Additionally, a 401(k) allows employees to contribute more than they could under an IRA plan. A 401(k) plan also benefits employers. Although employees are able to withdraw their own contributions prior to age 59 ½ (subject to a penalty), they can only withdraw the employer’s contributions after working at the company for a certain period of time. This prompts employees to stay at the company long-term. Employer contributions also benefit the employer because they are deductible on the employer’s federal income tax return, subject to certain limitations.
What is an employer’s liability for a 401(k) plan? Although employers can employ third-parties to administer the plan to try to minimize exposure, employers still owe plan participants fiduciary responsibilities of loyalty and prudence when establishing, amending or terminating a 401(k) plan. Employers are also required to review the plan administrator’s services, fees and investment offerings to determine if they are reasonable and appropriate for the plan and their employees. In these areas, employers must act solely in the interest of the plan participants and beneficiaries, namely the employees and carry out their duties with the care, skill, prudence and diligence that a reasonably prudent employer would exercise in similar circumstances.

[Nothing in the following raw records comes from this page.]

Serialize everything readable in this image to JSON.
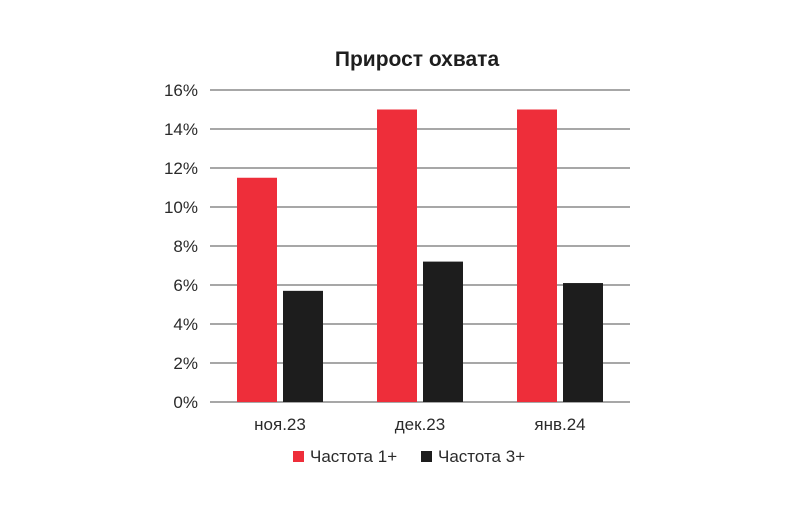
{
  "chart_data": {
    "type": "bar",
    "title": "Прирост охвата",
    "xlabel": "",
    "ylabel": "",
    "categories": [
      "ноя.23",
      "дек.23",
      "янв.24"
    ],
    "series": [
      {
        "name": "Частота 1+",
        "color": "#ee2e3a",
        "values": [
          11.5,
          15.0,
          15.0
        ]
      },
      {
        "name": "Частота 3+",
        "color": "#1d1d1d",
        "values": [
          5.7,
          7.2,
          6.1
        ]
      }
    ],
    "ylim": [
      0,
      16
    ],
    "y_ticks": [
      "0%",
      "2%",
      "4%",
      "6%",
      "8%",
      "10%",
      "12%",
      "14%",
      "16%"
    ],
    "grid": true,
    "legend": "bottom"
  }
}
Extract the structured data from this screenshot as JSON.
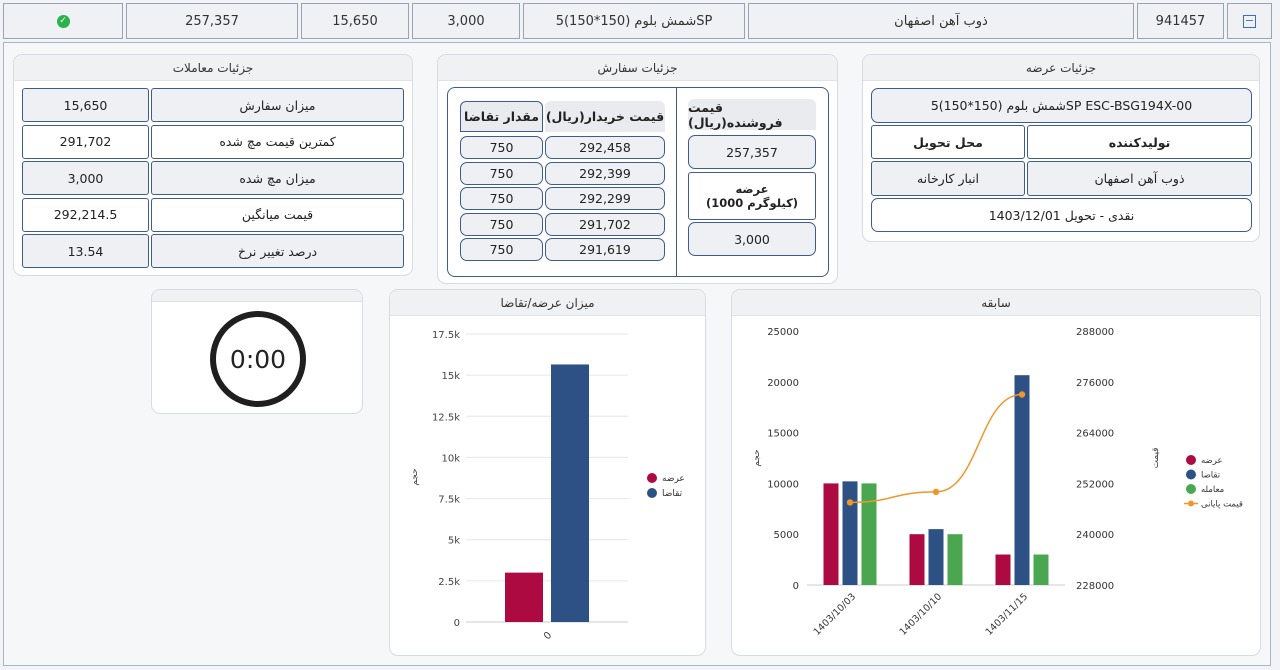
{
  "top_row": {
    "code": "941457",
    "producer": "ذوب آهن اصفهان",
    "product": "شمش بلوم (150*150)5SP",
    "quantity": "3,000",
    "order_volume": "15,650",
    "base_price": "257,357",
    "status_icon": "check-circle-icon"
  },
  "offer_details": {
    "title": "جزئیات عرضه",
    "product_name": "شمش بلوم (150*150)5SP ESC-BSG194X-00",
    "producer_label": "تولیدکننده",
    "delivery_place_label": "محل تحویل",
    "producer_value": "ذوب آهن اصفهان",
    "delivery_place_value": "انبار کارخانه",
    "settlement": "نقدی - تحویل 1403/12/01"
  },
  "order_details": {
    "title": "جزئیات سفارش",
    "demand_qty_header": "مقدار تقاضا",
    "buyer_price_header": "قیمت خریدار(ریال)",
    "seller_price_header": "قیمت فروشنده(ریال)",
    "seller_price_value": "257,357",
    "supply_label": "عرضه",
    "supply_unit": "(1000 کیلوگرم)",
    "supply_value": "3,000",
    "rows": [
      {
        "price": "292,458",
        "qty": "750"
      },
      {
        "price": "292,399",
        "qty": "750"
      },
      {
        "price": "292,299",
        "qty": "750"
      },
      {
        "price": "291,702",
        "qty": "750"
      },
      {
        "price": "291,619",
        "qty": "750"
      }
    ]
  },
  "trade_details": {
    "title": "جزئیات معاملات",
    "rows": [
      {
        "label": "میزان سفارش",
        "value": "15,650"
      },
      {
        "label": "کمترین قیمت مچ شده",
        "value": "291,702"
      },
      {
        "label": "میزان مچ شده",
        "value": "3,000"
      },
      {
        "label": "قیمت میانگین",
        "value": "292,214.5"
      },
      {
        "label": "درصد تغییر نرخ",
        "value": "13.54"
      }
    ]
  },
  "timer": {
    "value": "0:00"
  },
  "chart_data": [
    {
      "type": "bar",
      "title": "میزان عرضه/تقاضا",
      "categories": [
        "0"
      ],
      "series": [
        {
          "name": "عرضه",
          "values": [
            3000
          ],
          "color": "#ad0a41"
        },
        {
          "name": "تقاضا",
          "values": [
            15650
          ],
          "color": "#2e5185"
        }
      ],
      "ylim": [
        0,
        17500
      ],
      "yticks": [
        "0",
        "2.5k",
        "5k",
        "7.5k",
        "10k",
        "12.5k",
        "15k",
        "17.5k"
      ],
      "ylabel": "حجم",
      "grid": true,
      "legend": "right"
    },
    {
      "type": "bar",
      "title": "سابقه",
      "categories": [
        "1403/10/03",
        "1403/10/10",
        "1403/11/15"
      ],
      "series": [
        {
          "name": "عرضه",
          "values": [
            10000,
            5000,
            3000
          ],
          "color": "#ad0a41"
        },
        {
          "name": "تقاضا",
          "values": [
            10200,
            5500,
            20650
          ],
          "color": "#2e5185"
        },
        {
          "name": "معامله",
          "values": [
            10000,
            5000,
            3000
          ],
          "color": "#4aa74f"
        },
        {
          "name": "قیمت پایانی",
          "type": "line",
          "axis": "right",
          "values": [
            247500,
            250000,
            273000
          ],
          "color": "#f0962b"
        }
      ],
      "ylim": [
        0,
        25000
      ],
      "yticks": [
        "0",
        "5000",
        "10000",
        "15000",
        "20000",
        "25000"
      ],
      "y2lim": [
        228000,
        288000
      ],
      "y2ticks": [
        "228000",
        "240000",
        "252000",
        "264000",
        "276000",
        "288000"
      ],
      "ylabel": "حجم",
      "y2label": "قیمت",
      "grid": true,
      "legend": "right"
    }
  ]
}
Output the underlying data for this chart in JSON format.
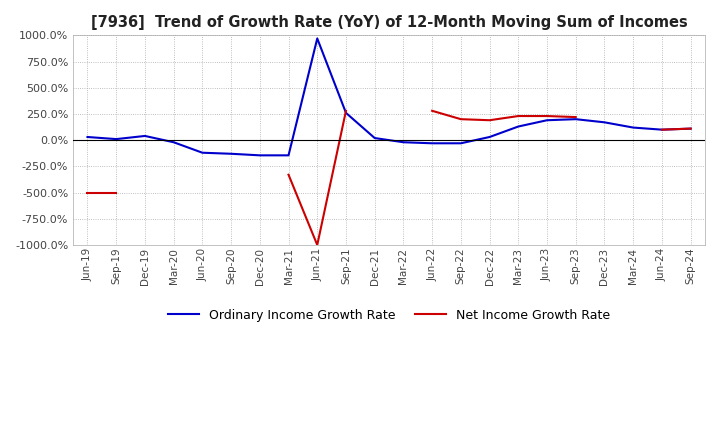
{
  "title": "[7936]  Trend of Growth Rate (YoY) of 12-Month Moving Sum of Incomes",
  "ylim": [
    -1000,
    1000
  ],
  "yticks": [
    -1000,
    -750,
    -500,
    -250,
    0,
    250,
    500,
    750,
    1000
  ],
  "background_color": "#ffffff",
  "grid_color": "#aaaaaa",
  "ordinary_color": "#0000cc",
  "net_color": "#cc0000",
  "legend_ordinary": "Ordinary Income Growth Rate",
  "legend_net": "Net Income Growth Rate",
  "dates": [
    "Jun-19",
    "Sep-19",
    "Dec-19",
    "Mar-20",
    "Jun-20",
    "Sep-20",
    "Dec-20",
    "Mar-21",
    "Jun-21",
    "Sep-21",
    "Dec-21",
    "Mar-22",
    "Jun-22",
    "Sep-22",
    "Dec-22",
    "Mar-23",
    "Jun-23",
    "Sep-23",
    "Dec-23",
    "Mar-24",
    "Jun-24",
    "Sep-24"
  ],
  "ordinary_income": [
    30,
    10,
    40,
    -20,
    -120,
    -130,
    -145,
    -145,
    970,
    260,
    20,
    -20,
    -30,
    -30,
    30,
    130,
    190,
    200,
    170,
    120,
    100,
    110
  ],
  "net_income": [
    -500,
    -500,
    null,
    null,
    null,
    null,
    null,
    -330,
    -1000,
    280,
    null,
    null,
    280,
    200,
    190,
    230,
    230,
    220,
    null,
    null,
    100,
    110
  ]
}
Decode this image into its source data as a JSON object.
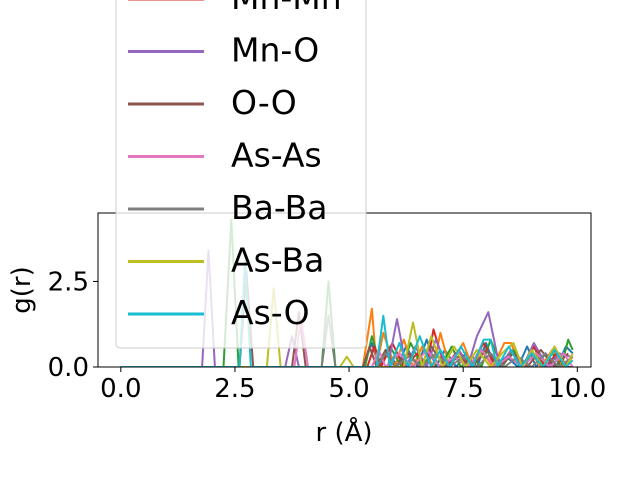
{
  "chart_data": {
    "type": "line",
    "title": "",
    "xlabel": "r (Å)",
    "ylabel": "g(r)",
    "xlim": [
      -0.5,
      10.3
    ],
    "ylim": [
      0,
      4.5
    ],
    "xticks": [
      0.0,
      2.5,
      5.0,
      7.5,
      10.0
    ],
    "xtick_labels": [
      "0.0",
      "2.5",
      "5.0",
      "7.5",
      "10.0"
    ],
    "yticks": [
      0.0,
      2.5
    ],
    "ytick_labels": [
      "0.0",
      "2.5"
    ],
    "grid": false,
    "legend_position": "upper-left",
    "series": [
      {
        "name": "",
        "color": "#1f77b4",
        "x": [
          0,
          5.3,
          5.5,
          5.65,
          5.85,
          6.05,
          6.25,
          6.5,
          6.7,
          6.9,
          7.1,
          7.35,
          7.55,
          7.8,
          8.0,
          8.2,
          8.45,
          8.7,
          8.9,
          9.1,
          9.3,
          9.55,
          9.75,
          9.9
        ],
        "y": [
          0,
          0,
          0.7,
          0,
          0.5,
          0,
          0.6,
          0,
          0.8,
          0,
          0.5,
          0,
          0.4,
          0,
          0.7,
          0,
          0.3,
          0,
          0.6,
          0,
          0.4,
          0,
          0.6,
          0.4
        ]
      },
      {
        "name": "",
        "color": "#ff7f0e",
        "x": [
          0,
          5.3,
          5.5,
          5.6,
          5.75,
          6.0,
          6.2,
          6.4,
          6.6,
          6.85,
          7.0,
          7.2,
          7.5,
          7.7,
          7.9,
          8.15,
          8.4,
          8.55,
          8.75,
          9.0,
          9.2,
          9.45,
          9.7,
          9.9
        ],
        "y": [
          0,
          0,
          1.7,
          0,
          1.0,
          0,
          0.8,
          0,
          0.6,
          0,
          1.0,
          0,
          0.7,
          0,
          0.5,
          0,
          0.7,
          0.7,
          0,
          0.4,
          0,
          0.5,
          0,
          0.3
        ]
      },
      {
        "name": "",
        "color": "#2ca02c",
        "x": [
          0,
          2.25,
          2.42,
          2.58,
          4.4,
          4.55,
          4.7,
          5.35,
          5.5,
          5.7,
          5.9,
          6.15,
          6.35,
          6.6,
          6.8,
          7.0,
          7.25,
          7.45,
          7.7,
          7.9,
          8.1,
          8.35,
          8.6,
          8.85,
          9.05,
          9.25,
          9.45,
          9.65,
          9.8,
          9.9
        ],
        "y": [
          0,
          0,
          4.3,
          0,
          0,
          2.5,
          0,
          0,
          0.9,
          0,
          0.6,
          0,
          0.7,
          0,
          0.4,
          0,
          0.6,
          0,
          0.3,
          0,
          0.8,
          0,
          0.5,
          0,
          0.6,
          0,
          0.4,
          0,
          0.8,
          0.5
        ]
      },
      {
        "name": "Mn-Mn",
        "color": "#d62728",
        "x": [
          0,
          5.4,
          5.55,
          5.7,
          5.95,
          6.2,
          6.5,
          6.7,
          6.85,
          7.1,
          7.4,
          7.65,
          7.95,
          8.2,
          8.5,
          8.8,
          9.05,
          9.3,
          9.55,
          9.8,
          9.9
        ],
        "y": [
          0,
          0,
          0.6,
          0,
          0.7,
          0,
          0.4,
          0,
          1.1,
          0,
          0.5,
          0,
          0.7,
          0,
          0.3,
          0,
          0.6,
          0,
          0.4,
          0,
          0
        ]
      },
      {
        "name": "Mn-O",
        "color": "#9467bd",
        "x": [
          0,
          1.78,
          1.92,
          2.06,
          3.6,
          3.75,
          3.9,
          5.85,
          6.05,
          6.25,
          6.45,
          6.7,
          6.9,
          7.15,
          7.4,
          7.6,
          7.8,
          8.05,
          8.3,
          8.55,
          8.8,
          9.05,
          9.35,
          9.6,
          9.85
        ],
        "y": [
          0,
          0,
          3.4,
          0,
          0,
          0.9,
          0,
          0,
          1.4,
          0,
          0.6,
          0,
          0.8,
          0,
          0.5,
          0,
          0.9,
          1.6,
          0,
          0.5,
          0,
          0.7,
          0,
          0.4,
          0.3
        ]
      },
      {
        "name": "O-O",
        "color": "#8c564b",
        "x": [
          0,
          2.6,
          2.75,
          2.9,
          3.75,
          3.9,
          4.05,
          5.3,
          5.45,
          5.6,
          5.8,
          6.0,
          6.3,
          6.55,
          6.8,
          7.1,
          7.4,
          7.7,
          8.0,
          8.3,
          8.6,
          8.9,
          9.2,
          9.5,
          9.8
        ],
        "y": [
          0,
          0,
          2.8,
          0,
          0,
          1.6,
          0,
          0,
          0.6,
          0,
          0.5,
          0,
          0.4,
          0,
          0.6,
          0,
          0.3,
          0,
          0.5,
          0,
          0.4,
          0,
          0.5,
          0,
          0.4
        ]
      },
      {
        "name": "As-As",
        "color": "#e377c2",
        "x": [
          0,
          3.8,
          3.95,
          4.1,
          5.5,
          5.65,
          5.8,
          6.1,
          6.4,
          6.7,
          7.0,
          7.3,
          7.6,
          7.9,
          8.2,
          8.5,
          8.8,
          9.1,
          9.4,
          9.7,
          9.9
        ],
        "y": [
          0,
          0,
          1.4,
          0,
          0,
          0.5,
          0,
          0.4,
          0,
          0.5,
          0,
          0.3,
          0,
          0.5,
          0,
          0.3,
          0,
          0.4,
          0,
          0.4,
          0
        ]
      },
      {
        "name": "Ba-Ba",
        "color": "#7f7f7f",
        "x": [
          0,
          4.4,
          4.55,
          4.7,
          5.6,
          5.8,
          6.0,
          6.3,
          6.6,
          6.9,
          7.2,
          7.5,
          7.8,
          8.1,
          8.4,
          8.7,
          9.0,
          9.3,
          9.6,
          9.9
        ],
        "y": [
          0,
          0,
          1.5,
          0,
          0,
          0.4,
          0,
          0.3,
          0,
          0.4,
          0,
          0.3,
          0,
          0.4,
          0,
          0.3,
          0,
          0.4,
          0,
          0.3
        ]
      },
      {
        "name": "As-Ba",
        "color": "#bcbd22",
        "x": [
          0,
          3.2,
          3.35,
          3.5,
          4.8,
          4.95,
          5.1,
          6.2,
          6.4,
          6.6,
          6.8,
          7.05,
          7.3,
          7.55,
          7.8,
          8.1,
          8.35,
          8.6,
          8.8,
          9.0,
          9.25,
          9.5,
          9.75,
          9.9
        ],
        "y": [
          0,
          0,
          2.3,
          0,
          0,
          0.3,
          0,
          0,
          1.3,
          0,
          0.9,
          0,
          0.6,
          0,
          0.5,
          0,
          0.4,
          0.7,
          0,
          0.5,
          0,
          0.6,
          0,
          0.4
        ]
      },
      {
        "name": "As-O",
        "color": "#17becf",
        "x": [
          0,
          2.6,
          2.72,
          2.85,
          5.6,
          5.75,
          5.9,
          6.1,
          6.3,
          6.55,
          6.8,
          7.0,
          7.2,
          7.45,
          7.7,
          7.95,
          8.1,
          8.25,
          8.5,
          8.75,
          9.0,
          9.25,
          9.5,
          9.75,
          9.9
        ],
        "y": [
          0,
          0,
          3.1,
          0,
          0,
          1.5,
          0,
          0.7,
          0,
          0.9,
          0,
          0.5,
          0,
          0.6,
          0,
          0.8,
          0.8,
          0,
          0.6,
          0,
          0.4,
          0,
          0.5,
          0,
          0.2
        ]
      }
    ]
  }
}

A $13.4 million example. Failure to comport with these fiduciary duties can result in significant consequences for an employer. The 8th Circuit Court of Appeals recently affirmed the assessment of a $13.4 million judgment against an employer for failing to ascertain whether the plan administrator’s record keeping fees were reasonable, failing to negotiate lower fees and failing to use the plan fees to subsidize employer administrative costs unrelated to the plan. Importantly, an outside consulting firm notified the employer that it was overpaying for the administration of the 401(k) retirement plan, but the employer failed to act on that information. This example emphasizes the importance of ensuring that you are appropriately carrying out your fiduciary duties relative to plan administration.